Hahahaha. Almost 2 weeks ago, on the 10th of June I was at the hospital for my cardiology appointment with, for lack of better terminology, the electrical specialists of the heart. After going on (and on and on) about risks and pacemakers and open heart surgery and DVT we finally got to the wait time. It’s a specialised field so I know there are only a few people who can do the test/procedure and because I’m high risk – only the boss wants to touch me (and let’s be honest – he’s a Kiwi from Wanaka so I’m good with it). Brace yourselves, the wait was going to be, 3-6 months. I know, right? I’ve never had to wait that long because of my special circumstances. Out of EVERYTHING that comes with my illnesses – that’s the one thing I value, my hospital express pass. 6 months! Well, shit.
This meant a couple of things: first off, getting travel insurance that will cover my health will be almost impossible. Not so much of a problem for New Zealand because of our reciprocal healthcare agreement, but a real problem in Japan. Well that blows – still not going to stop me though. Secondly – our plans, we seem to need to keep pushing them back and back because of my health and that is very very frustrating. I started this whole journey because I knew that there was something wrong and I wanted to be proactive and responsible. You know, an adult. I honestly planned to be moved by August – but it just hasn’t worked out that way.
I slapped a fake smile on and said “oh, six months”. The intern replied with “if you’d like to get it done sooner we can refer you to a private specialist” I answered with “no, I’d rather live through the procedure, thanks”. Funny, that usually gets a laugh out of the bowel team – not so much cardiology. They just looked at me in bewilderment… different experiences I suppose.
I did seem ungrateful – I know that. 6-months is actually a Cat-2 wait time – and I’m in no immediate risk of dropping dead. So I walked out and remembered – I’m not all that “special” in that department and I got myself ok with the longer wait… oh and all the other risk shit they were talking about. I did elect to go on the fast call up list – so I could be called in with only 3 days notice (which is fine with me, less time to think about it).
I don’t know if I mentioned it in my last post on my meeting but our “interview” went for almost 2 hours. That’s a long time to spend with a patient, which in itself puts you more at ease. After the appointment we went and had our “lunch” which was meant to be breakfast between test at Zaraffas and talked about the situation more.
Yesterday at about 2pm I received a call that I honestly didn’t expect. It was the hospital calling me in for the procedure late July. Now, this wasn’t an emergency call up… this was a regular surgical call. It seems that my case had been reassessed and when they did the math and found out that my particular collection of conditions, in the particular positions in my body in which they’ve appeared amount to me being, as best as they can tell, about 1 in 5,000,000 – my express pass was activated once again.

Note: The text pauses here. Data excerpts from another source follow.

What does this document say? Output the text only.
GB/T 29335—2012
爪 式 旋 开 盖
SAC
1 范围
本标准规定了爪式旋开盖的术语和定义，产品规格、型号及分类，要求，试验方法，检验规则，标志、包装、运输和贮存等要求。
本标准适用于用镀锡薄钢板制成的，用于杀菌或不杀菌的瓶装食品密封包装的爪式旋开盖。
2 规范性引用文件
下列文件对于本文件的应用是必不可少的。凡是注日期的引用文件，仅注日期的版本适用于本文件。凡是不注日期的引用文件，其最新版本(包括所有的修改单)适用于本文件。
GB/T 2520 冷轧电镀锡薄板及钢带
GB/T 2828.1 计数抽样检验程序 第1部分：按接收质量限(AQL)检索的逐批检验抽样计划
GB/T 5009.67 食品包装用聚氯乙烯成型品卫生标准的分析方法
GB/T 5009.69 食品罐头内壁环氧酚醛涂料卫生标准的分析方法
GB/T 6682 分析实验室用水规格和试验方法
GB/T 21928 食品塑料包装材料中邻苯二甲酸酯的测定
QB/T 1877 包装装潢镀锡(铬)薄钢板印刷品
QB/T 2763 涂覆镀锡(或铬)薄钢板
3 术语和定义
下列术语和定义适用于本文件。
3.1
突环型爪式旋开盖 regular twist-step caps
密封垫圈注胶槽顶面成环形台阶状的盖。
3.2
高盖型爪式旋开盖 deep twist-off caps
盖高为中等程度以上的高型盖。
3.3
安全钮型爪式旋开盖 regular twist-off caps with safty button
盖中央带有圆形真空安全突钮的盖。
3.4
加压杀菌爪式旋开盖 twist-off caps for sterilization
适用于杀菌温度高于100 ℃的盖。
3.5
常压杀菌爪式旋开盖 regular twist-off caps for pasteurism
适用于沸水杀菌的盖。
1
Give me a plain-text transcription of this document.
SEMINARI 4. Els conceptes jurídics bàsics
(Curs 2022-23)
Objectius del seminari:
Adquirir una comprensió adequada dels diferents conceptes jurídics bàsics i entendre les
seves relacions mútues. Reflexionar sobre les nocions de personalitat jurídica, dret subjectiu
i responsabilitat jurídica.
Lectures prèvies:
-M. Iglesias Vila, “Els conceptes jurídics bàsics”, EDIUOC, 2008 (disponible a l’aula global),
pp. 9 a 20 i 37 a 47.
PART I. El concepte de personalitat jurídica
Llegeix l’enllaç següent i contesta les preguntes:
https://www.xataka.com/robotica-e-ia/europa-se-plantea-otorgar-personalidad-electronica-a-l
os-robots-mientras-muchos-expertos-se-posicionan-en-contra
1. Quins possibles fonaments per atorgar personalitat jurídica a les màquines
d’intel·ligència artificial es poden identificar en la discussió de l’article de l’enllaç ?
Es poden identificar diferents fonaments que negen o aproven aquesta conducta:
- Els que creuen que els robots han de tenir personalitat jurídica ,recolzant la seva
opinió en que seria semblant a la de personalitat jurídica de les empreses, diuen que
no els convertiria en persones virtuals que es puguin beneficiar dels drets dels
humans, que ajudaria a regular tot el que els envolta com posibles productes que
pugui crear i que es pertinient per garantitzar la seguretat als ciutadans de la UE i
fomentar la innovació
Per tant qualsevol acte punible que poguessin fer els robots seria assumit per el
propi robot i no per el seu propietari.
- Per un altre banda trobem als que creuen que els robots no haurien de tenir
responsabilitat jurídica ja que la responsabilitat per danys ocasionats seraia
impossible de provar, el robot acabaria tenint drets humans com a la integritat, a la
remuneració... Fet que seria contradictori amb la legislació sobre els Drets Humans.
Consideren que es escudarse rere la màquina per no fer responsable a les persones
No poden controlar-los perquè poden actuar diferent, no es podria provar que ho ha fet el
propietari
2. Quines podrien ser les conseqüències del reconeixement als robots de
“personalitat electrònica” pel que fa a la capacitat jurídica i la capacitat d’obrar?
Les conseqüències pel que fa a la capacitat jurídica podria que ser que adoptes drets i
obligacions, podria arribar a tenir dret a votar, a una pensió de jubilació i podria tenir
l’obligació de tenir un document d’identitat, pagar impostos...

As usual the nursing staff were worried I’d pull out – simply not the case after I’d opted for this in the first place. I didn’t have to come clean about my symptoms, I could have concealed them until it effected someone else. I’m set to go in with a room full of students and two trauma teams once again – another full house. Except this time I have to be awake. Now the pain doesn’t worry me so much cause, well I’ve done worse to myself (injuries) to be honest, but the fact a whole room of people are going to be effectively starring at me and a screen with the live footage next to me, that kind of turns me off. My rarity is both a blessing and a curse when it comes to the attention I’m given… it seems like everyone wants to watch strange little Crohn’s girl go through the weird medical procedure – even if it’s unrelated to her Crohn’s. While being a spectacle doesn’t really appeal to me, students learning really does – because if I’m frank, they’re the generation that’s going to cure Crohn’s Disease and break the hold of auto-immune.
I’m not giving exact dates because I hate being in hospital – I hate having visitors… I hate the way people look at you and talk about you. It’s the hospital, not the morgue. I’m not dead, I’m just getting some work done. Plus given the fact I’m cytotoxic, more people usually means more chance I have to stay in longer than the 5 minutes I actually want to be there for. I know it’s really offensive to some – but hey, my body, my wishes. If people get offended by it, they have the problem, not me.
I don’t really know who I’m going to tell yet… Work already knows cause it’s not the best time for them (but oh-well, I’m pretty sure that intermittent tachycardia is pretty inconvenient for me too)… out side of them and the few people who are closest to me I’m not sure anyone really needs to know.
While I did elect for this and I do want it over and done with – I’m still not keen on what’s to come. I don’t want to stay in the hospital especially with no anti-anxiety medication. I kinda wish it had of been the 3 day thing – my mind tends to play tricks on me the longer it has to mull situations over.